According to the indictment filed September 21, 2017, and unsealed this morning, Kosmachov, 66, is an Estonian national and resident of Tallinn, Estonia.  He served as owner of Adimir OU and co-owner of Eastline Technology OU, along with co-defendant and Russian national Sergey Vetrov, 66.  The indictment describes how Kosmachov and Vetrov used the Estonia-based companies as procurement “fronts” to obtain controlled U.S.-origin microelectronics, in part by misrepresenting that the end-users for the components were located in Estonia.  The components included dual-use programmable computer chips capable of operating in austere environments making them useful in both civilian and military applications.  Once in possession of the chips in Estonia, the co-defendants allegedly later smuggled them into the Russian Federation, in part by using laundered funds.  

In sum, Kosmachov, Vetrov, and their two companies are charged with one count of conspiracy to violate the International Emergency Economic Powers Act (IEEPA) and one count of conspiracy to commit international money laundering, in violation of 18 U.S.C. §§ 1956(a)(2)(A) and (h).  In addition, Kosmachov and Vetrov are charged with 12 substantive counts of violating the IEEPA, in violation of 50 U.S.C. § 1705, 19 counts of smuggling, in violation of 18 U.S.C. §§ 554 and 2; and 17 counts of international money laundering, in violation of 18 U.S.C. §§ 1956(a)(2)(A).

Kosmachov was arrested in Tallinn on September 12, 2018, and was extradited to the United States on March 14, 2019, to face prosecution.  Vetrov remains at large.  Kosmachov appeared this morning before Chief U.S. Magistrate Judge Joseph C. Spero, for a detention hearing.  He remains in federal custody pending his next court appearance.  Kosmachov is next scheduled to appear on March 28, 2019, before the Honorable William H. Orrick, U.S. District Judge, for further proceedings.  

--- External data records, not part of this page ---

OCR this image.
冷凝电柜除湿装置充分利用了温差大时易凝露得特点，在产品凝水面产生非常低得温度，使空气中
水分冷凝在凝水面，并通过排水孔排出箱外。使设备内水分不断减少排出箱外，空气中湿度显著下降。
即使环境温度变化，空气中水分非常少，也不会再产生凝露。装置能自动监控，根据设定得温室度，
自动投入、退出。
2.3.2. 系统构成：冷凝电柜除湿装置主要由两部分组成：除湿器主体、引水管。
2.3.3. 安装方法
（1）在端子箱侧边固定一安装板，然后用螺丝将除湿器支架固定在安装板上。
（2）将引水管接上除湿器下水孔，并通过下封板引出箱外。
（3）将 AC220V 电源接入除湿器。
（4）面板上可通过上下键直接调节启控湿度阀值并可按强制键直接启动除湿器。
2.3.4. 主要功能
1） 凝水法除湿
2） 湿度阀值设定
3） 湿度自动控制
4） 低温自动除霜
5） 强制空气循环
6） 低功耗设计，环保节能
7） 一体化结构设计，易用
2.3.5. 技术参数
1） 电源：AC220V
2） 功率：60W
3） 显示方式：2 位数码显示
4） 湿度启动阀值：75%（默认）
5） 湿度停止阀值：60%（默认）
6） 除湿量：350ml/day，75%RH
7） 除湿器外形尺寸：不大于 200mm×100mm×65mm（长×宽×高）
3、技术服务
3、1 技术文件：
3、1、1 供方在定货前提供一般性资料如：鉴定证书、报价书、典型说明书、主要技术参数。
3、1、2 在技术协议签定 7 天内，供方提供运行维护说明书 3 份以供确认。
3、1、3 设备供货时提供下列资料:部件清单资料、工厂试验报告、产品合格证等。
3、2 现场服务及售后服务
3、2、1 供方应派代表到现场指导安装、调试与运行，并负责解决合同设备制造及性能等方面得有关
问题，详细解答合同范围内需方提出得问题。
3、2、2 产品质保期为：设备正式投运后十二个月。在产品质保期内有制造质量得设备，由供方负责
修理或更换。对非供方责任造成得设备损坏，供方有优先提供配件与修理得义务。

An indictment merely alleges that crimes have been committed, and all defendants are presumed innocent until proven guilty beyond a reasonable doubt.  If convicted, Kosmachov could face a maximum 20-year term of imprisonment for each IEEPA and money laundering-related count, and a maximum 10-year sentence for each count of smuggling.  Additional periods of supervised release, fines, and special assessments also could be imposed.  However, any sentence following conviction would be imposed by the court after consideration of the U.S. Sentencing Guidelines and the federal statute governing the imposition of a sentence, 18 U.S.C. § 3553.

Assistant U.S. Attorney Philip J. Kearney of the Northern District of California United States Attorney’s Office, and Amy Larson, of the U.S. Department of Justice’s National Security Division, are prosecuting the case.  The prosecution is the result of an investigation by the U.S. Department of Homeland Security Investigations, the Department of Commerce’s Bureau of Industry and Security, U.S. Customs and Border Protection, the Internal Revenue Service, and the U.S. Marshals Service with assistance from the U.S. Department of Justice’s Office of International Affairs.